Save wbbradley/5455761 to your computer and use it in GitHub Desktop.
Performing an extractClass data migration in Django with South

Refactoring and Data Migration in Django

Often we need to change the way a piece of data is modelled on our backend. Recently I was faced with refactoring a large model into component pieces and needed a cheat sheet for the best practices to use when migrating live data on our production server to a new schema.

This is an explanation of how to perform an extractClass refactoring from within the context of a Django models.Model. For this tutorial, I'll assume you are familiar with schemamigration using South.

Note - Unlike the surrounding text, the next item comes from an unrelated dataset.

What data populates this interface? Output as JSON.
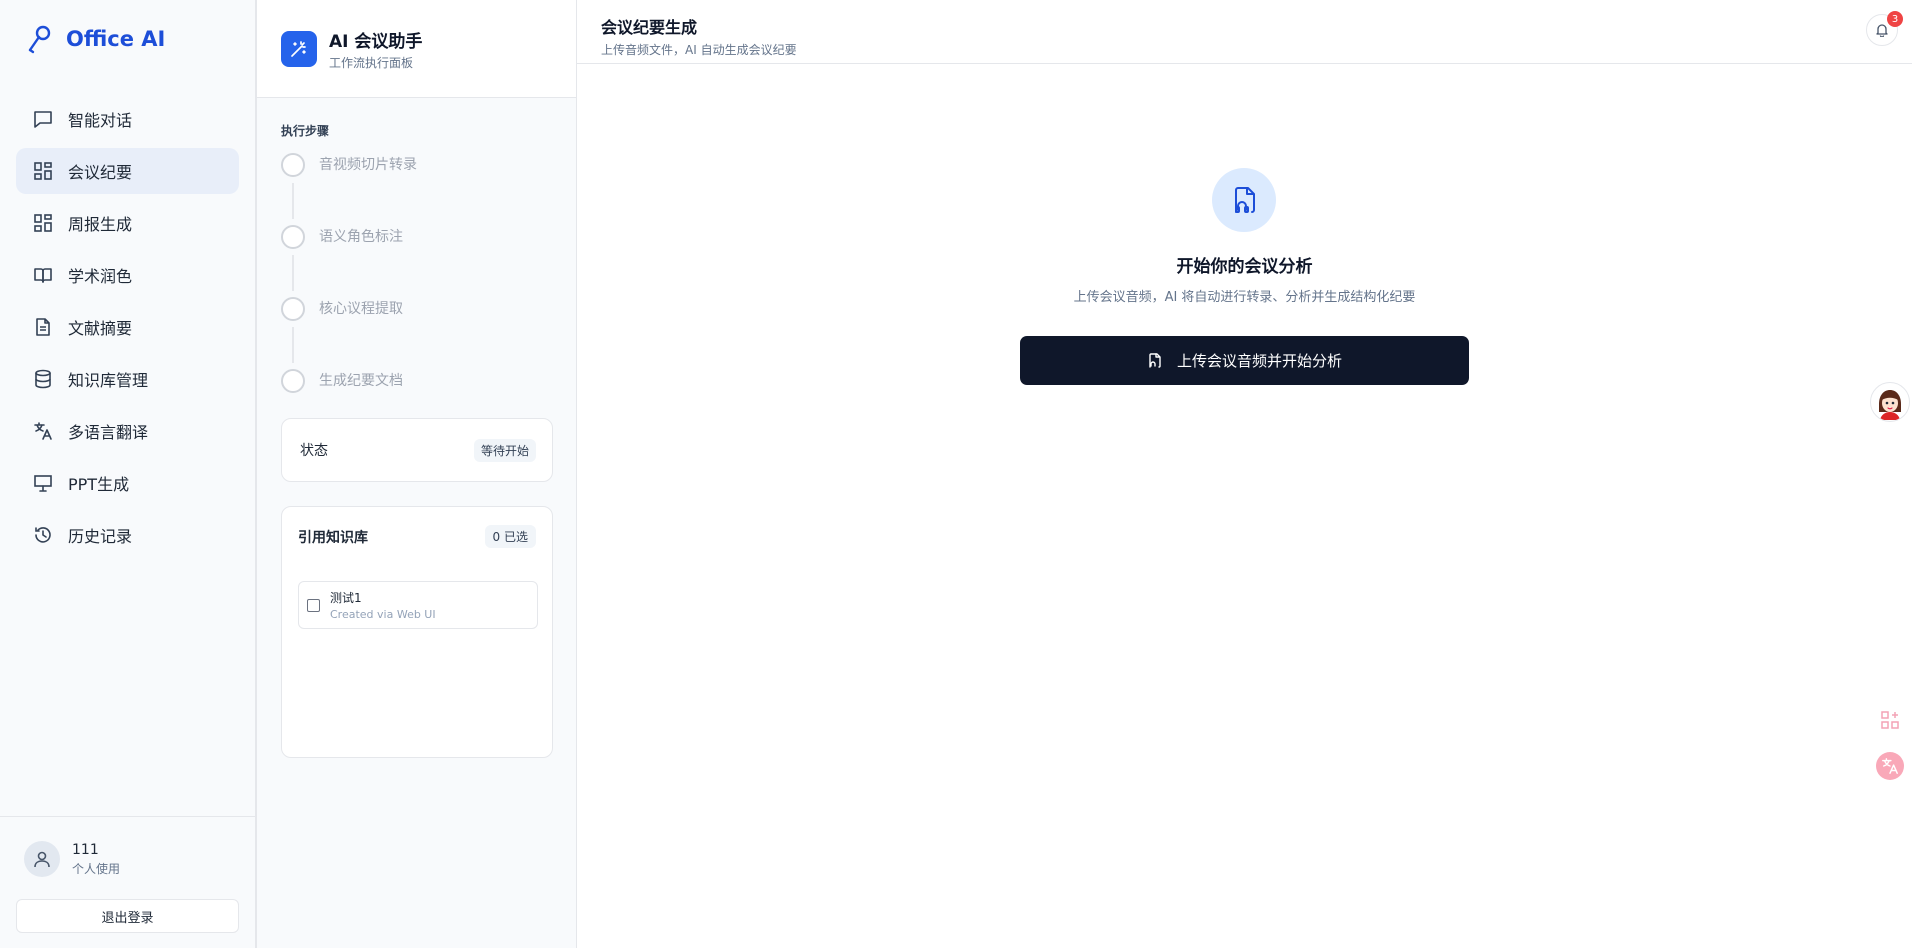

The basic purpose of this type of refactoring is usually one of the following:

  • to DRY up your data model, such that a similar schema can be reused in multiple places
  • to implement a One to Many relationship on data that is currently One to One, and tightly coupled to an existing Model

Let's say we have a model:

from django.db import models

class FootballMatch(models.Model):
    home_team_name = models.CharField(max_length=128)
    home_team_coach = models.CharField(max_length=128)
    home_team_city = models.CharField(max_length=128)
    away_team_name = models.CharField(max_length=128)
    away_team_coach = models.CharField(max_length=128)
    away_team_city = models.CharField(max_length=128)

But we decide to change the schema for our team, and add a team mascot. Thus we want to convert our code to:

class FootballMatch(models.Model):
    home_team_name = models.CharField(max_length=128)
    home_team_coach = models.CharField(max_length=128)
    home_team_city = models.CharField(max_length=128)
    home_team_mascot = models.CharField(max_length=128)
    away_team_name = models.CharField(max_length=128)
    away_team_coach = models.CharField(max_length=128)
    away_team_mascot = models.CharField(max_length=128)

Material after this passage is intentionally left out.